Market Analytics and Considerations
Key Notes
On Monday, the dollar increased while the majority of Asian currencies sank as markets braced for eagerly anticipated indications on U.S. monetary and fiscal policy from a Federal Reserve meetings and a report on consumer inflation.
Amid mounting worries about a likely recession in 2023, which lowered demand for risky assets, the majority of regional units were still suffering losses from the previous week.
The Chinese yuan lost 0.3%, while the South Korean won and Malaysian ringgit both experienced losses of 0.5%, the biggest among their regional counterparts.
Concerns that a sharp increase in local infections will postpone a wider reopening have substantially overshadowed optimism regarding the withdrawal of anti-COVID measures in China. Analysts predict that when the nation emerges from almost three years of COVID shut downs, market volatility will rise.
However, a Chinese reopening would be advantageous for the Asian economies that rely on China as a trading bloc.
The Japanese yen dropped 0.2% as statistics revealed that producer price inflation surged more than anticipated in the nation, suggesting further stress on the economy in the months to come.

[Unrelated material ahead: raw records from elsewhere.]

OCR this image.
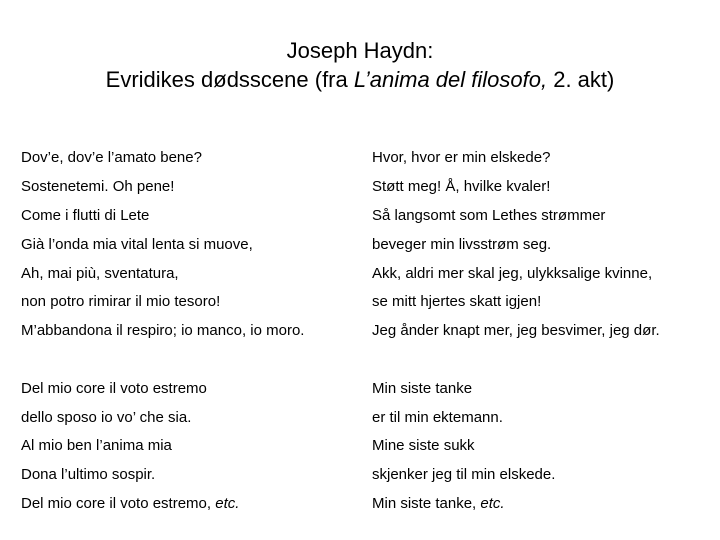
Joseph Haydn:
Evridikes dødsscene (fra L’anima del filosofo, 2. akt)
Dov’e, dov’e l’amato bene?	Hvor, hvor er min elskede?
Sostenetemi. Oh pene!	Støtt meg! Å, hvilke kvaler!
Come i flutti di Lete	Så langsomt som Lethes strømmer
Già l’onda mia vital lenta si muove,	beveger min livsstrøm seg.
Ah, mai più, sventatura,	Akk, aldri mer skal jeg, ulykksalige kvinne,
non potro rimirar il mio tesoro!	se mitt hjertes skatt igjen!
M’abbandona il respiro; io manco, io moro.	Jeg ånder knapt mer, jeg besvimer, jeg dør.
Del mio core il voto estremo	Min siste tanke
dello sposo io vo’ che sia.	er til min ektemann.
Al mio ben l’anima mia	Mine siste sukk
Dona l’ultimo sospir.	skjenker jeg til min elskede.
Del mio core il voto estremo, etc.	Min siste tanke, etc.
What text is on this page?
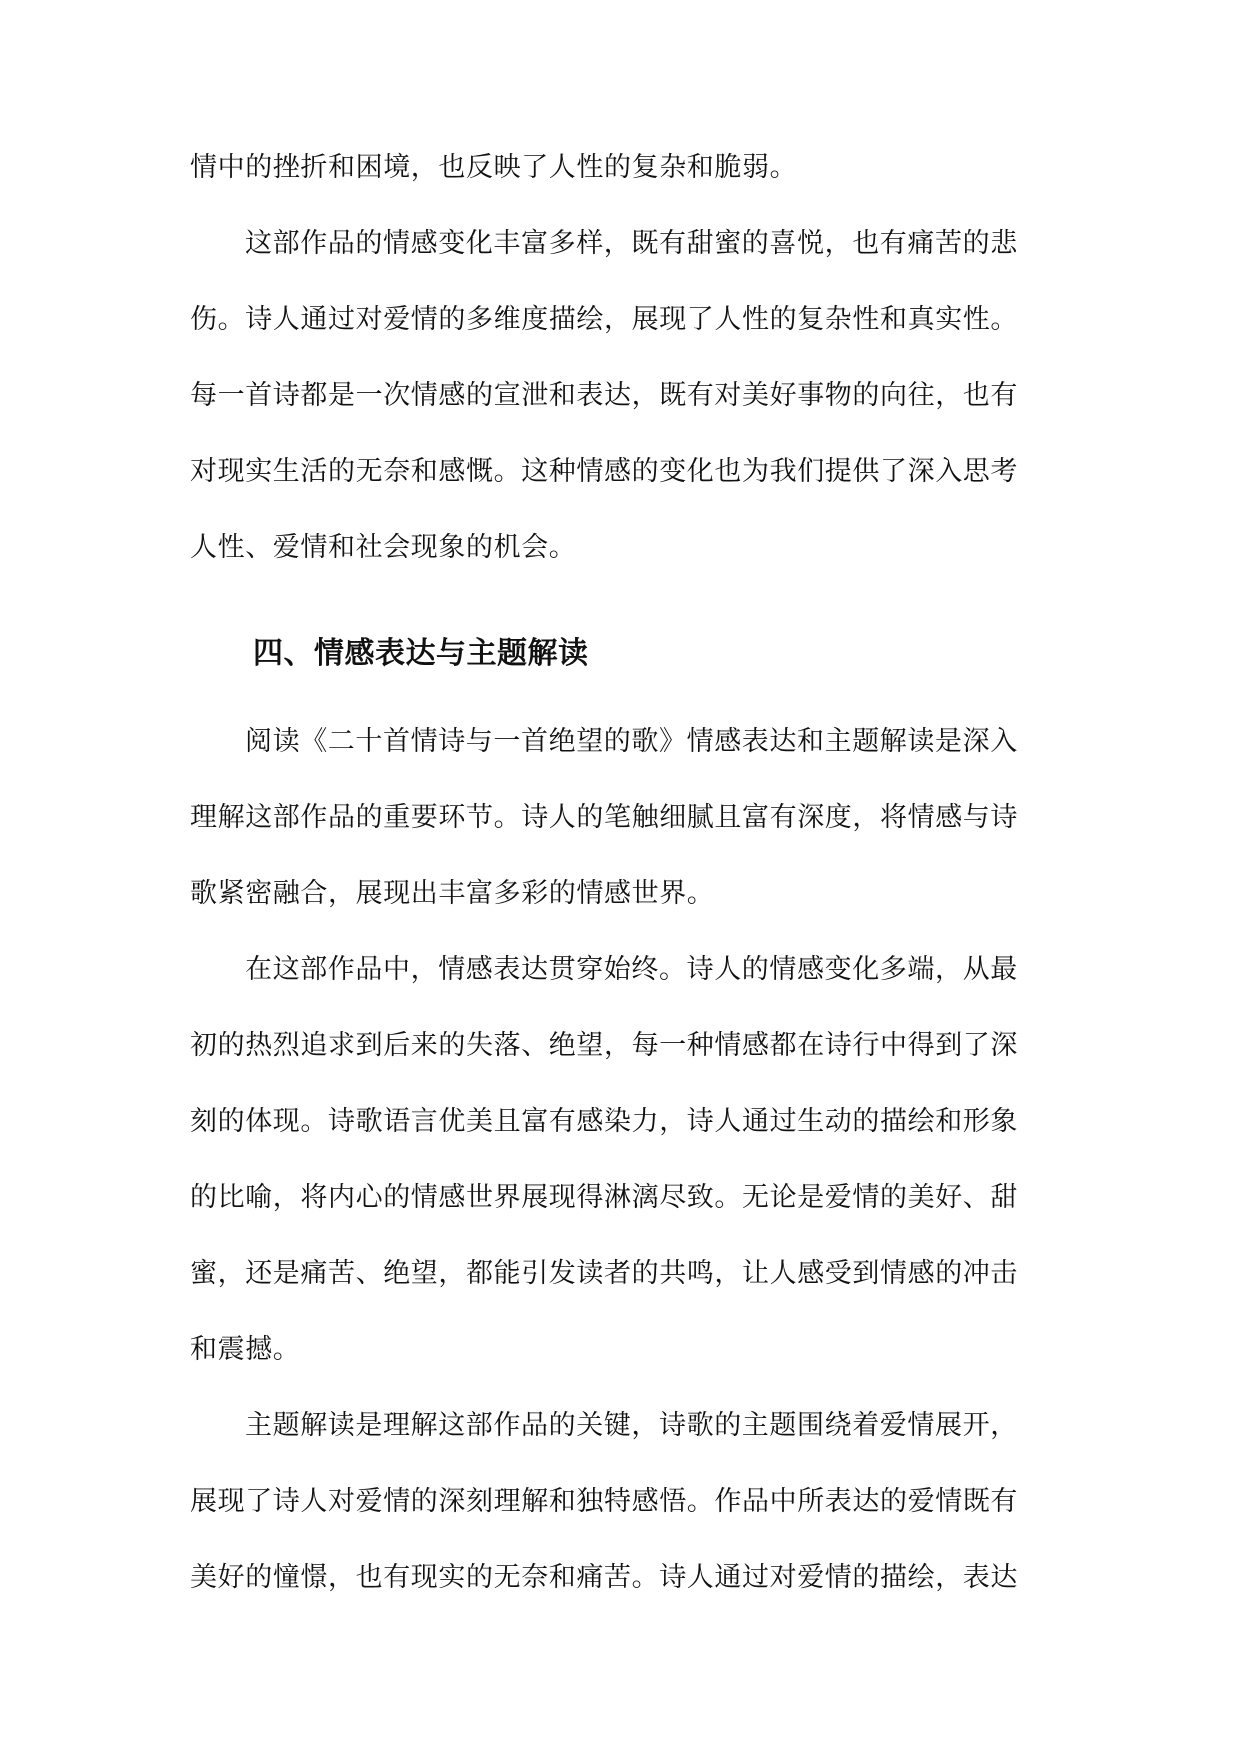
情中的挫折和困境，也反映了人性的复杂和脆弱。
这部作品的情感变化丰富多样，既有甜蜜的喜悦，也有痛苦的悲
伤。诗人通过对爱情的多维度描绘，展现了人性的复杂性和真实性。
每一首诗都是一次情感的宣泄和表达，既有对美好事物的向往，也有
对现实生活的无奈和感慨。这种情感的变化也为我们提供了深入思考
人性、爱情和社会现象的机会。
四、情感表达与主题解读
阅读《二十首情诗与一首绝望的歌》情感表达和主题解读是深入
理解这部作品的重要环节。诗人的笔触细腻且富有深度，将情感与诗
歌紧密融合，展现出丰富多彩的情感世界。
在这部作品中，情感表达贯穿始终。诗人的情感变化多端，从最
初的热烈追求到后来的失落、绝望，每一种情感都在诗行中得到了深
刻的体现。诗歌语言优美且富有感染力，诗人通过生动的描绘和形象
的比喻，将内心的情感世界展现得淋漓尽致。无论是爱情的美好、甜
蜜，还是痛苦、绝望，都能引发读者的共鸣，让人感受到情感的冲击
和震撼。
主题解读是理解这部作品的关键，诗歌的主题围绕着爱情展开，
展现了诗人对爱情的深刻理解和独特感悟。作品中所表达的爱情既有
美好的憧憬，也有现实的无奈和痛苦。诗人通过对爱情的描绘，表达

Additionally, in recent days, the yen has gained from the belief that the Bank of Japan will inevitably change its ultra-loose monetary policy as a result of high inflation.
Investors poised themselves for a possible stronger-than-expected consumer price index (CPI) data on Tuesday, which led to the dollar strengthening on Monday. According to information released this week, producer price inflation slowed down less than anticipated in November, indicating a linear behavior in the CPI.
Both the dollar index and greenback futures increased by 0.3% and were trading close to 105 points.
A higher-than-anticipated inflation figure could prompt the Federal Reserve to issue additional aggressive warnings on Wednesday following the end of its two-day meeting.
Firmer inflation may force the central bank to maintain rates higher for long periods of time than anticipated, even though this week’s rate increase is only likely to be 50 basis points.
Concerns about inflation possibly remaining tenacious in the near future increased as a result of strong November U.S. data. This sparked concerns about a likely U.S. recession in 2023, which recently hurt Asian currencies.
This year, the main drag on Asian currencies was an increase in U.S. interest rates as the spread among riskier and low-risk yields closed.